The Maryland Court of Special Appeals ruled yesterday in McGurk v. State that an overnight guest was entitled to 4th Amendment protections when on a second-floor balcony at a friend’s home in Ocean City, Maryland. The decision is notable because of the Court’s analysis of the extent to which the 4th Amendment protections apply in an area that is arguably within the public view.
The application of the 4th Amendment of the United States Constitution to a particular set of facts in a criminal proceeding often involves a complex analysis of a convoluted area of the law. Fourth Amendment protections have evolved significantly over time, frequently changing with the evolution of the United States Supreme Court, as well as the Maryland appellate courts. An attorney experienced at presenting technical arguments to the Maryland Courts is essential for an individual who finds himself or herself facing criminal charges.
The balcony in question in McGurk was a second-floor balcony with a wooden railing. There were plants, a glass table, and chairs on the balcony. A set of stairs led from the balcony down to the sidewalk in front of the house, and there was no gate blocking the entrance to the stairs or the balcony. Notably, the balcony was not the primary entrance to the residence. At 3:15 a.m. on a summer morning, an officer walked up the stairs to the balcony where McGurk and another individual were sitting because he was searching for the source of an odor of burnt marijuana. After questioning and ultimately searching McGurk and the other individual on the balcony, the officer found marijuana, cocaine, and a large amount of cash in McGurk’s possession. McGurk was found guilty after her attempts to suppress the evidence were futile, and she appealed.
In perhaps the most famous case addressing the protections provided by the 4th Amendment, the United States Supreme Court in Katz v. United States said that “the Fourth Amendment protects people, not places. What a person knowingly exposes to the public, even in his own home or office, is not a subject of Fourth Amendment protection. But what he seeks to preserve as private, even in an area accessible to the public, may be constitutionally protected.”

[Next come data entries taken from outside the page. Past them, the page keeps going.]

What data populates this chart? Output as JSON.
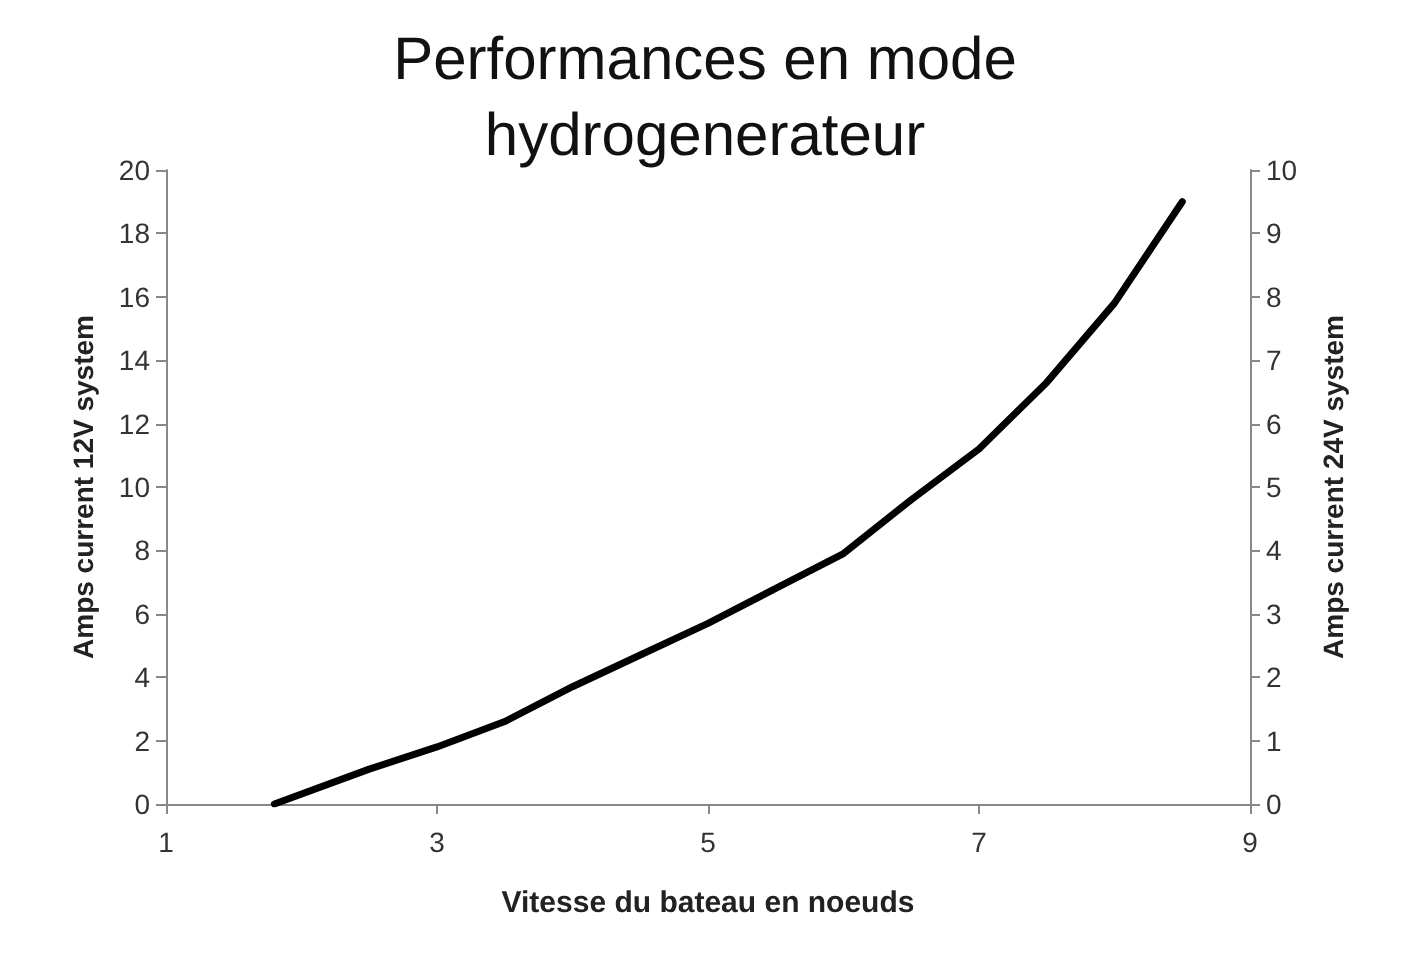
{
  "chart_data": {
    "type": "line",
    "title": "Performances en mode\nhydrogenerateur",
    "xlabel": "Vitesse du bateau en noeuds",
    "ylabel": "Amps current 12V system",
    "y2label": "Amps current 24V system",
    "x": [
      1.8,
      2.5,
      3,
      3.5,
      4,
      4.5,
      5,
      5.5,
      6,
      6.5,
      7,
      7.5,
      8,
      8.5
    ],
    "series": [
      {
        "color": "#000000",
        "values": [
          0,
          1.1,
          1.8,
          2.6,
          3.7,
          4.7,
          5.7,
          6.8,
          7.9,
          9.6,
          11.2,
          13.3,
          15.8,
          19
        ]
      }
    ],
    "xlim": [
      1,
      9
    ],
    "xticks": [
      1,
      3,
      5,
      7,
      9
    ],
    "ylim": [
      0,
      20
    ],
    "yticks": [
      0,
      2,
      4,
      6,
      8,
      10,
      12,
      14,
      16,
      18,
      20
    ],
    "y2lim": [
      0,
      10
    ],
    "y2ticks": [
      0,
      1,
      2,
      3,
      4,
      5,
      6,
      7,
      8,
      9,
      10
    ],
    "grid": false,
    "marker": "none",
    "line_style": "solid"
  }
}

The McGurk case turned primarily on an analysis of what part of the area surrounding a dwelling is part of the “curtilage” of that dwelling, and thus whether there was an expectation that the balcony in question was open to the public or preserved as private. The United States Supreme Court held in United States v. Dunn that an area is considered to be part of the curtilage of a dwelling house if it is “intimately tied to the home itself.” For an area to be part of the curtilage of a home such that the 4th Amendment protections should apply, there must be a reasonable expectation of privacy. There is a two-part test to determining whether there is a reasonable expectation of privacy – an individual must demonstrate that he had an actual subjective expectation of privacy, and society must be willing to recognize that expectation as reasonable.”
Determining whether a particular area is part of the curtilage of a home and thus protected by the 4th Amendment requires an analysis of what the reasonable expectations of privacy were for the area. The McGurk Court held that areas surrounding a home that a visitor could reasonably be expected to cross when approaching the front door – for example, the driveway, front sidewalk, and front porch – are generally exempted from Fourth Amendment protection. A simpler way to put this, perhaps, is that the area that a mailman might traverse to get to a mailbox next to your front door will generally not be protected by the 4th Amendment, because it is open to the public. Other factors that are considered to determine whether the occupant of a dwelling intended to exclude the public from the premises, including: “1) whether the homeowner has erected any physical barriers, such as gates or fences, across the entrance to the property, and (2) whether the homeowner has posted signs, such as ‘no trespassing’ or ‘private property’ signs, indicating a desire to exclude the public from the premises.”
The Court ultimately found that McGurk had both a subjective expectation of privacy and a reasonable expectation of privacy on the balcony. Based on the chairs and table on the balcony, the Court found that it was essentially an extension of the home, and that McGurk’s expectation that her privacy in that space would not be invaded in the middle of the night was reasonable. As a result, the Court of Special Appeals suppressed all of the evidence obtained in the police search of McGurk and reversed the guilty verdict.
This case demonstrates how imperative it is for a criminal defendant to obtain defense counsel that has the understanding and experience to present all necessary arguments to the Court. Frequently, the defendant’s position requires a complex, nuanced argument that our criminal defense attorneys are experienced at providing.